HPV is a very common sexually transmitted infection that up to 90% of sexually active women and men will encounter at some point in their lives. It is believed to cause about 5% of all cancers worldwide, and among those, almost all are cervical cancers.[1]
Cervical cancer prevention: HPV vaccination and HPV tests
The impact of HPV vaccination on cervical cancer incidence is undeniable. A large-scale study in Scotland found that, compared with unvaccinated women born in 1988, vaccinated women born in 1995 and 1996 had an almost 90% reduction in the highest-risk cervical pre-cancers.[2]
The HPV vaccine is most effective when administered in adolescence, before exposure to the virus through sexual activity. There is, however, value in vaccinating older male and female teenagers and young adults, at least up to the age of 26, because it can protect against a new infection or re-infection and block transmission to a new partner.[3]

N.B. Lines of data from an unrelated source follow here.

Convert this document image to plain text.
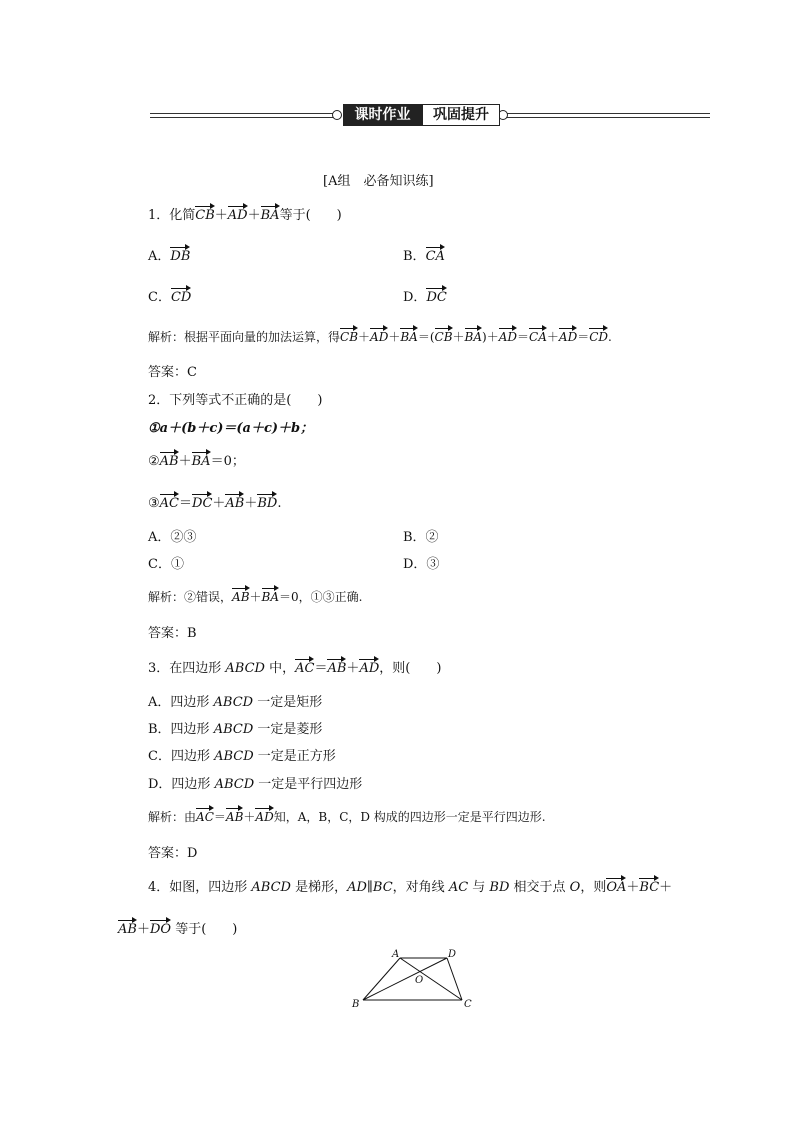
课时作业	巩固提升
[A组　必备知识练]
1．化简CB＋AD＋BA等于(　　)
A．DB	B．CA
C．CD	D．DC
解析：根据平面向量的加法运算，得CB＋AD＋BA＝(CB＋BA)＋AD＝CA＋AD＝CD.
答案：C
2．下列等式不正确的是(　　)
①a＋(b＋c)＝(a＋c)＋b；
②AB＋BA＝0；
③AC＝DC＋AB＋BD.
A．②③	B．②
C．①	D．③
解析：②错误，AB＋BA＝0，①③正确.
答案：B
3．在四边形 ABCD 中，AC＝AB＋AD，则(　　)
A．四边形 ABCD 一定是矩形
B．四边形 ABCD 一定是菱形
C．四边形 ABCD 一定是正方形
D．四边形 ABCD 一定是平行四边形
解析：由AC＝AB＋AD知，A，B，C，D 构成的四边形一定是平行四边形.
答案：D
4．如图，四边形 ABCD 是梯形，AD∥BC，对角线 AC 与 BD 相交于点 O，则OA＋BC＋
AB＋DO 等于(　　)
A	D
O
B	C
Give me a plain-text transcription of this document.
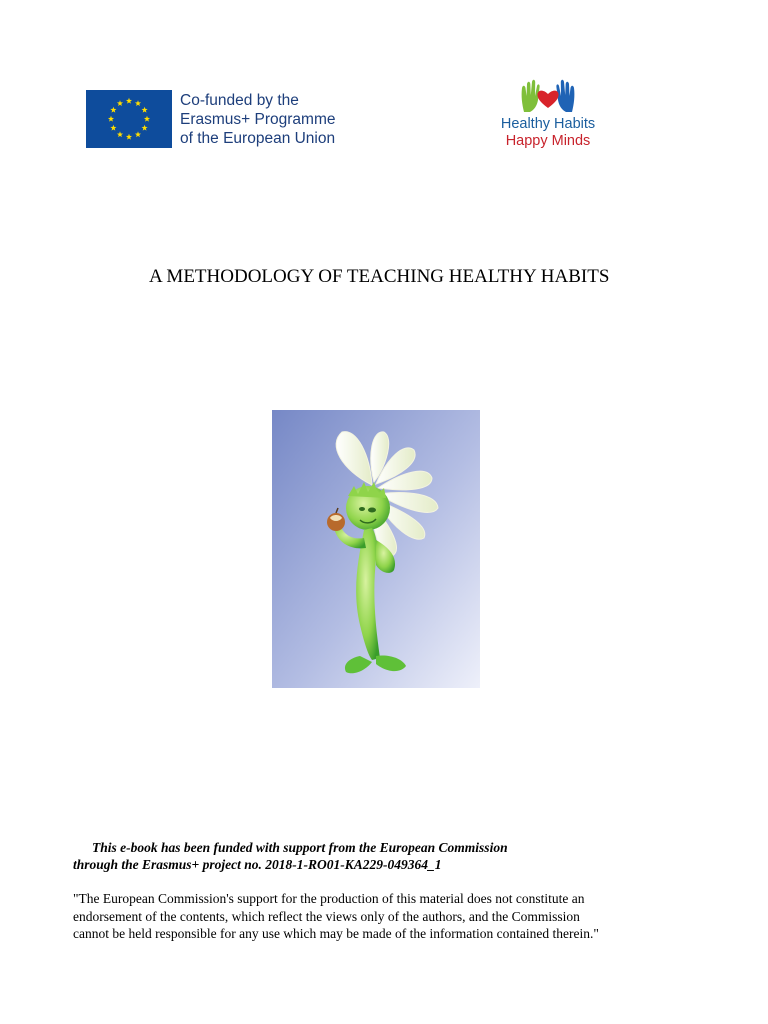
Co-funded by the
Erasmus+ Programme
of the European Union
Healthy Habits
Happy Minds
A METHODOLOGY OF TEACHING HEALTHY HABITS
This e-book has been funded with support from the European Commission
through the Erasmus+ project no. 2018-1-RO01-KA229-049364_1
"The European Commission's support for the production of this material does not constitute an
endorsement of the contents, which reflect the views only of the authors, and the Commission
cannot be held responsible for any use which may be made of the information contained therein."
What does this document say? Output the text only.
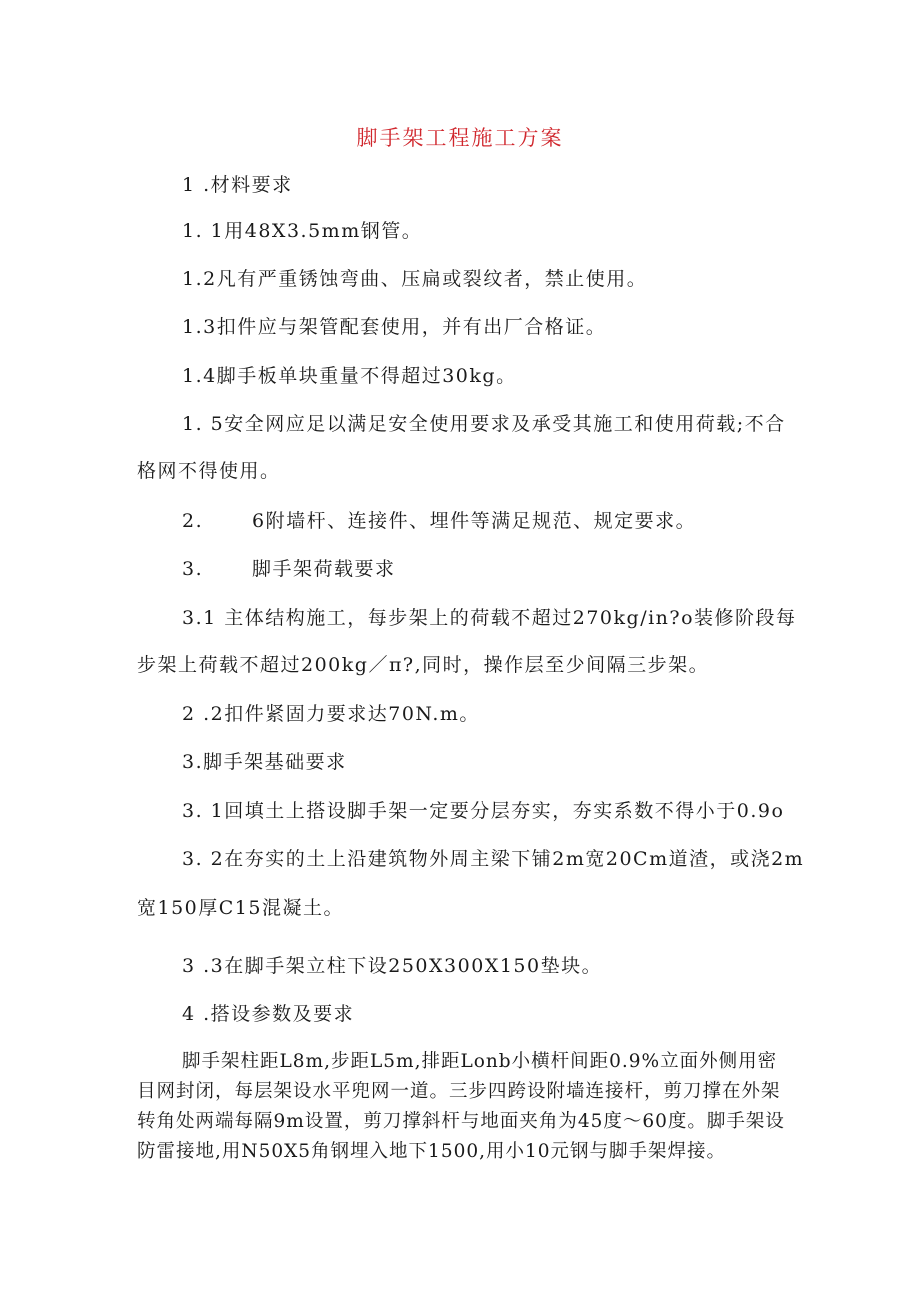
脚手架工程施工方案
1 .材料要求
1. 1用48X3.5mm钢管。
1.2凡有严重锈蚀弯曲、压扁或裂纹者，禁止使用。
1.3扣件应与架管配套使用，并有出厂合格证。
1.4脚手板单块重量不得超过30kg。
1. 5安全网应足以满足安全使用要求及承受其施工和使用荷载;不合
格网不得使用。
2.	6附墙杆、连接件、埋件等满足规范、规定要求。
3.	脚手架荷载要求
3.1 主体结构施工，每步架上的荷载不超过270kg/in?o装修阶段每
步架上荷载不超过200kg／π?,同时，操作层至少间隔三步架。
2 .2扣件紧固力要求达70N.m。
3.脚手架基础要求
3. 1回填土上搭设脚手架一定要分层夯实，夯实系数不得小于0.9o
3. 2在夯实的土上沿建筑物外周主梁下铺2m宽20Cm道渣，或浇2m
宽150厚C15混凝土。
3 .3在脚手架立柱下设250X300X150垫块。
4 .搭设参数及要求
脚手架柱距L8m,步距L5m,排距Lonb小横杆间距0.9%立面外侧用密目网封闭，每层架设水平兜网一道。三步四跨设附墙连接杆，剪刀撑在外架转角处两端每隔9m设置，剪刀撑斜杆与地面夹角为45度～60度。脚手架设防雷接地,用N50X5角钢埋入地下1500,用小10元钢与脚手架焊接。
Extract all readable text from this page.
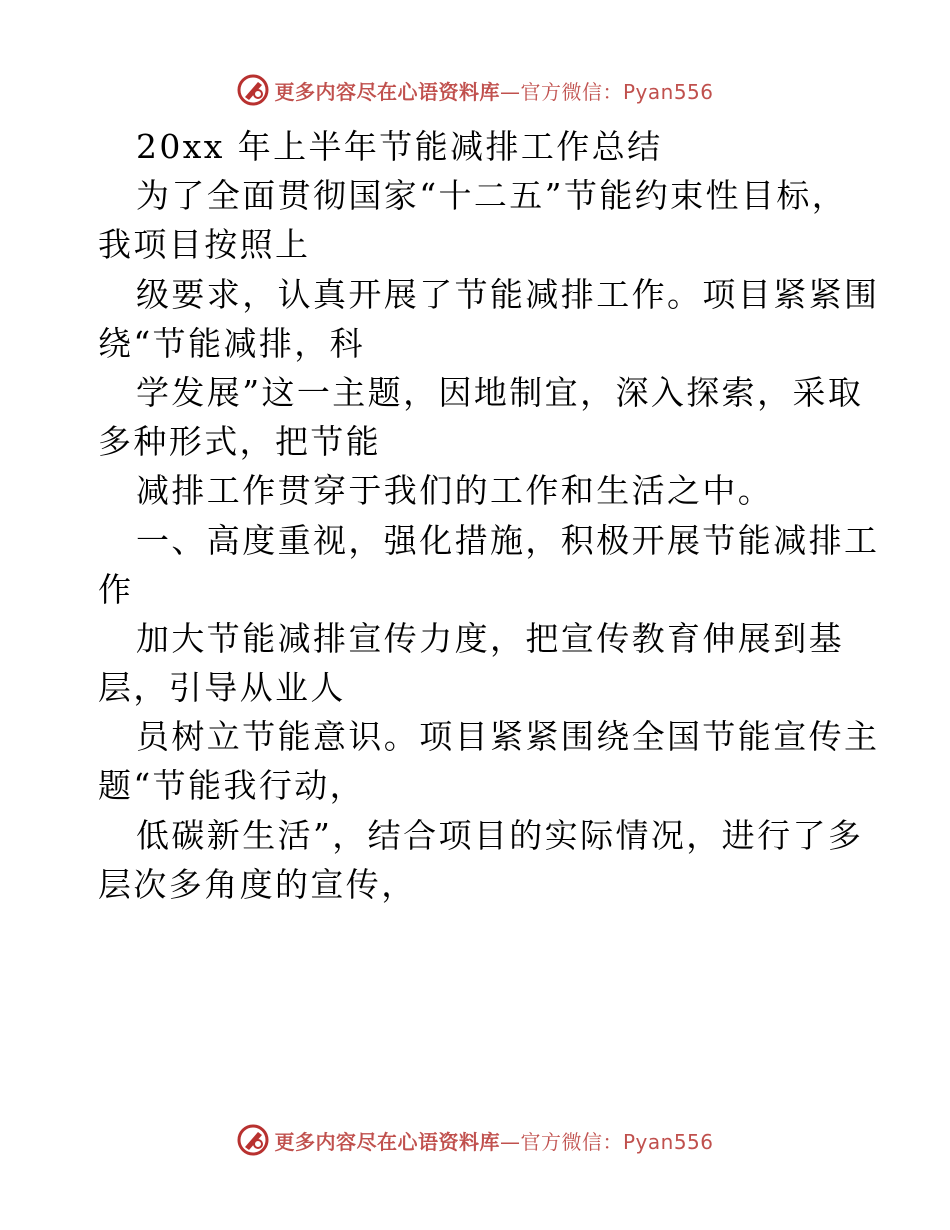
更多内容尽在心语资料库—官方微信：Pyan556
20xx 年上半年节能减排工作总结
为了全面贯彻国家“十二五”节能约束性目标，
我项目按照上
级要求，认真开展了节能减排工作。项目紧紧围
绕“节能减排，科
学发展”这一主题，因地制宜，深入探索，采取
多种形式，把节能
减排工作贯穿于我们的工作和生活之中。
一、高度重视，强化措施，积极开展节能减排工
作
加大节能减排宣传力度，把宣传教育伸展到基
层，引导从业人
员树立节能意识。项目紧紧围绕全国节能宣传主
题“节能我行动，
低碳新生活”，结合项目的实际情况，进行了多
层次多角度的宣传，
更多内容尽在心语资料库—官方微信：Pyan556
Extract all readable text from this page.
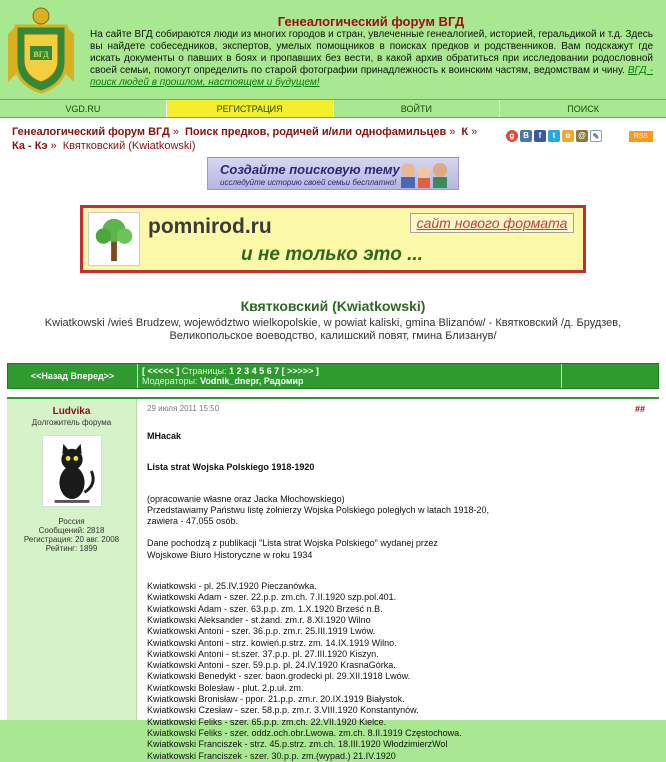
ВГД
Генеалогический форум ВГД
На сайте ВГД собираются люди из многих городов и стран, увлеченные генеалогией, историей, геральдикой и т.д. Здесь вы найдете собеседников, экспертов, умелых помощников в поисках предков и родственников. Вам подскажут где искать документы о павших в боях и пропавших без вести, в какой архив обратиться при исследовании родословной своей семьи, помогут определить по старой фотографии принадлежность к воинским частям, ведомствам и чину. ВГД - поиск людей в прошлом, настоящем и будущем!
VGD.RU	РЕГИСТРАЦИЯ	ВОЙТИ	ПОИСК
Генеалогический форум ВГД » Поиск предков, родичей и/или однофамильцев » К » Ка - Кэ » Квятковский (Kwiatkowski)
g	B	f	t	о @ ✎	RSS
Создайте поисковую тему
исследуйте историю своей семьи бесплатно!
pomnirod.ru	сайт нового формата
и не только это ...
Квятковский (Kwiatkowski)
Kwiatkowski /wieś Brudzew, województwo wielkopolskie, w powiat kaliski, gmina Blizanów/ - Квятковский /д. Брудзев, Великопольское воеводство, калишский повят, гмина Близанув/
<<Назад Вперед>>	[ <<<<< ] Страницы: 1 2 3 4 5 6 7 [ >>>>> ]
Модераторы: Vodnik_dnepr, Радомир
Ludvika
Долгожитель форума
Россия
Сообщений: 2818
Регистрация: 20 авг. 2008
Рейтинг: 1899
29 июля 2011 15:50	##
MHacak
Lista strat Wojska Polskiego 1918-1920
(opracowanie własne oraz Jacka Młochowskiego)
Przedstawiamy Państwu listę żołnierzy Wojska Polskiego poległych w latach 1918-20,
zawiera - 47.055 osób.
Dane pochodzą z publikacji "Lista strat Wojska Polskiego" wydanej przez
Wojskowe Biuro Historyczne w roku 1934
Kwiatkowski - pl. 25.IV.1920 Pieczanówka.
Kwiatkowski Adam - szer. 22.p.p. zm.ch. 7.II.1920 szp.pol.401.
Kwiatkowski Adam - szer. 63.p.p. zm. 1.X.1920 Brześć n.B.
Kwiatkowski Aleksander - st.żand. zm.r. 8.XI.1920 Wilno
Kwiatkowski Antoni - szer. 36.p.p. zm.r. 25.III.1919 Lwów.
Kwiatkowski Antoni - strz. kowień.p.strz. zm. 14.IX.1919 Wilno.
Kwiatkowski Antoni - st.szer. 37.p.p. pl. 27.III.1920 Kiszyn.
Kwiatkowski Antoni - szer. 59.p.p. pl. 24.IV.1920 KrasnaGórka.
Kwiatkowski Benedykt - szer. baon.grodecki pl. 29.XII.1918 Lwów.
Kwiatkowski Bolesław - plut. 2.p.uł. zm.
Kwiatkowski Bronisław - ppor. 21.p.p. zm.r. 20.IX.1919 Białystok.
Kwiatkowski Czesław - szer. 58.p.p. zm.r. 3.VIII.1920 Konstantynów.
Kwiatkowski Feliks - szer. 65.p.p. zm.ch. 22.VII.1920 Kielce.
Kwiatkowski Feliks - szer. oddz.och.obr.Lwowa. zm.ch. 8.II.1919 Częstochowa.
Kwiatkowski Franciszek - strz. 45.p.strz. zm.ch. 18.III.1920 WłodzimierzWol
Kwiatkowski Franciszek - szer. 30.p.p. zm.(wypad.) 21.IV.1920
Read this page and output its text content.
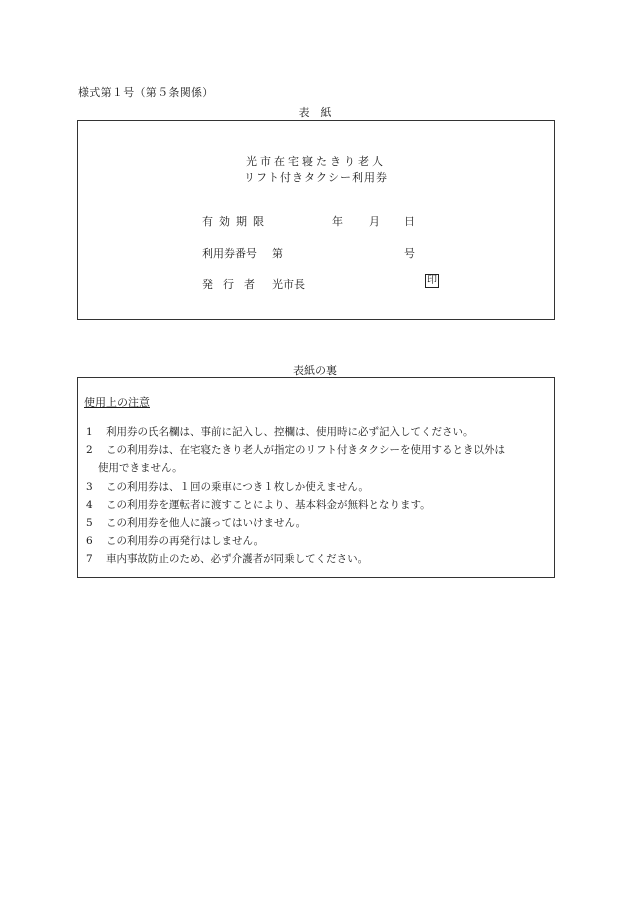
様式第１号（第５条関係）
表　紙
光市在宅寝たきり老人
リフト付きタクシー利用券
有効期限	年 月 日
利用券番号 第	号
発行者 光市長	印
表紙の裏
使用上の注意
1	利用券の氏名欄は、事前に記入し、控欄は、使用時に必ず記入してください。
2	この利用券は、在宅寝たきり老人が指定のリフト付きタクシーを使用するとき以外は
使用できません。
3	この利用券は、１回の乗車につき１枚しか使えません。
4	この利用券を運転者に渡すことにより、基本料金が無料となります。
5	この利用券を他人に譲ってはいけません。
6	この利用券の再発行はしません。
7	車内事故防止のため、必ず介護者が同乗してください。
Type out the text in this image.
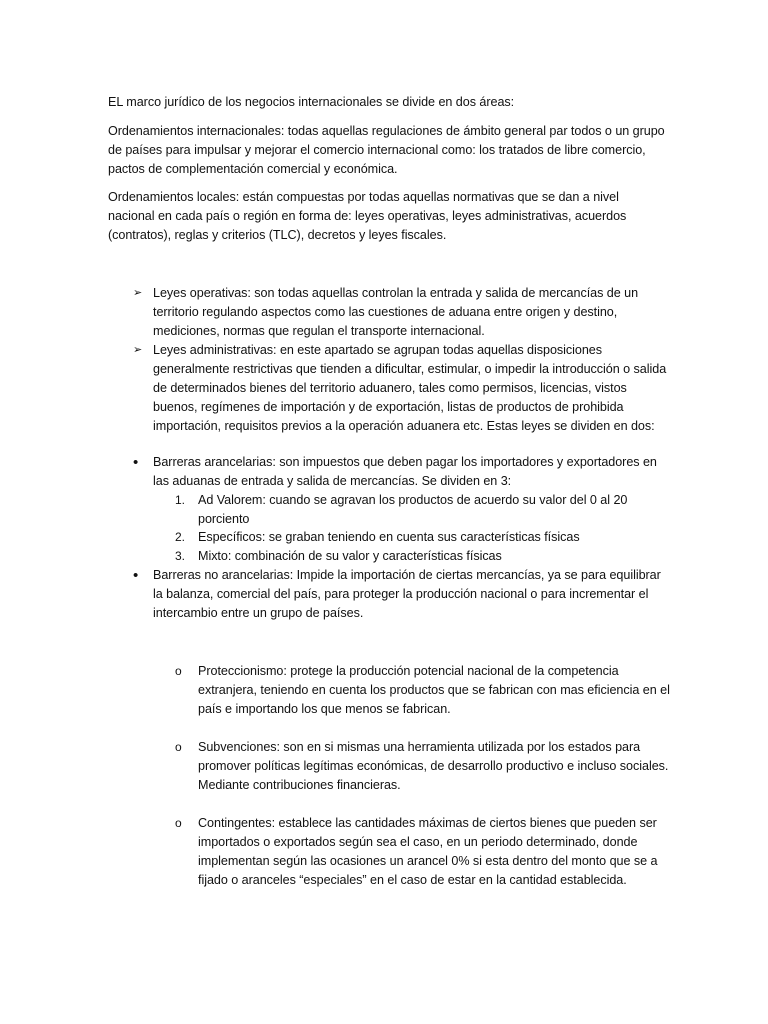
EL marco jurídico de los negocios internacionales se divide en dos áreas:

Ordenamientos internacionales: todas aquellas regulaciones de ámbito general par todos o un grupo de países para impulsar y mejorar el comercio internacional como: los tratados de libre comercio, pactos de complementación comercial y económica.

Ordenamientos locales: están compuestas por todas aquellas normativas que se dan a nivel nacional en cada país o región en forma de: leyes operativas, leyes administrativas, acuerdos (contratos), reglas y criterios (TLC), decretos y leyes fiscales.

➢ Leyes operativas: son todas aquellas controlan la entrada y salida de mercancías de un territorio regulando aspectos como las cuestiones de aduana entre origen y destino, mediciones, normas que regulan el transporte internacional.

➢ Leyes administrativas: en este apartado se agrupan todas aquellas disposiciones generalmente restrictivas que tienden a dificultar, estimular, o impedir la introducción o salida de determinados bienes del territorio aduanero, tales como permisos, licencias, vistos buenos, regímenes de importación y de exportación, listas de productos de prohibida importación, requisitos previos a la operación aduanera etc. Estas leyes se dividen en dos:

• Barreras arancelarias: son impuestos que deben pagar los importadores y exportadores en las aduanas de entrada y salida de mercancías. Se dividen en 3:

1. Ad Valorem: cuando se agravan los productos de acuerdo su valor del 0 al 20 porciento

2. Específicos: se graban teniendo en cuenta sus características físicas

3. Mixto: combinación de su valor y características físicas

• Barreras no arancelarias: Impide la importación de ciertas mercancías, ya se para equilibrar la balanza, comercial del país, para proteger la producción nacional o para incrementar el intercambio entre un grupo de países.

o Proteccionismo: protege la producción potencial nacional de la competencia extranjera, teniendo en cuenta los productos que se fabrican con mas eficiencia en el país e importando los que menos se fabrican.

o Subvenciones: son en si mismas una herramienta utilizada por los estados para promover políticas legítimas económicas, de desarrollo productivo e incluso sociales. Mediante contribuciones financieras.

o Contingentes: establece las cantidades máximas de ciertos bienes que pueden ser importados o exportados según sea el caso, en un periodo determinado, donde implementan según las ocasiones un arancel 0% si esta dentro del monto que se a fijado o aranceles “especiales” en el caso de estar en la cantidad establecida.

HPV tests detect the presence of the HPV virus that is causing cervical cancer, and are being adopted by an increasing number of countries. Finland, Germany, Italy, the Netherlands, Sweden as well as the United Kingdom, Norway and Turkey outside of the EU, have either started to implement HPV screening on a regional or national level, or plan to do so. It has also been piloted in several other countries, including France, Poland and Portugal.
Now, more than ever,action
is needed to improve the prevention of cervical cancer through HPV vaccination
and universally accessible HPV testing across the European region. Together we
can make HPV related cancer and cervical cancer elimination a reality.
[1] European CanCer Organisation (2019). Eliminating HPV-Caused Cancers & Diseases in Europe. |[2] Palmer T, Wallace L, Pollock KG, et al. Prevalence of cervical disease at age 20 after immunisation with bivalent HPV vaccine at age 12-13 in Scotland: retrospective population study BMJ 2019; 365:l1161. doi: 10.1136/bmj.l1161. | [3] European CanCer Organisation (2019). Eliminating HPV-Caused Cancers & Diseases in Europe.